How can artificial intelligence be any worse than the human variety? Is there anything, anywhere that we exalted beings, in our chest-beating pride, haven’t managed to fuck up?
With every major technological advance, we alternate between pseudo-religious adulation and atavistic horror, with little attempt at rational examination. So far, AI has gone from “cool-ass whoopee” to “them machine muthafuckas gone kill us,” creating a scrum of conflicting comments that run around our feet like the rats in Werner Herzog’s Nosferatu.
Much of the negative fixation on AI comes out of our evolutionary dislike of the “other,” whether that other be animal, vegetable or machine.
“Intelligent” machines were initially seen as potential aids to improving life and removing drudgery; now they’re being seen as evil inventions that can eliminate jobs and become our masters.
Similarly, UFOs were thought to be overseen by gentle extraterrestrial saviors in the 1950s; by the ‘70s their major activity was confined to ramming probes up our orifices.
Here’s a more serious area for investigation: Are there only levels of intelligence, or could there be fundamentally different kinds of intelligence?
I’d expect that a higher intelligence would look at the whole picture, shorn of our evolutionary basis, and this could lead to “good” outcomes – such as improved life and less drudgery.

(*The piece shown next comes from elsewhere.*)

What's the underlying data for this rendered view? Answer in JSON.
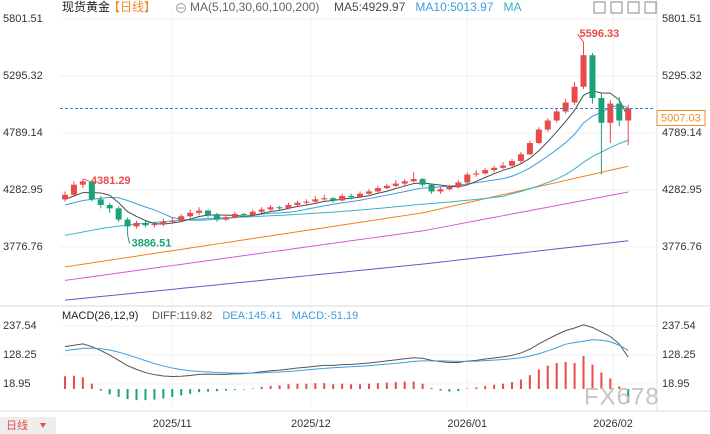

Should the most intelligent life-form be the one in charge? If so, maybe humans are just another waystation.
Anyway, is humanity worth saving if we’re determined to be destructive?
Another funny thing that came up while pondering all this was a simple reversal that wholly changes outlook.
Consider the two words “nuclear” and “unclear.” The reversal of two letters flips their meaning on its head.
“Nuclear” sums up not only atomic annihilation, but a singular, central approach to problem-solving.
“Unclear” suggests that a problem involves a hidden multitude of ramifications to be determined through questioning and experiment.
* * *
Sign off: Got to admit, President Thump’s come up with the cleverest idea yet on how to deal with immigrants: turn the US into a country no one in their right mind would want to enter or live in.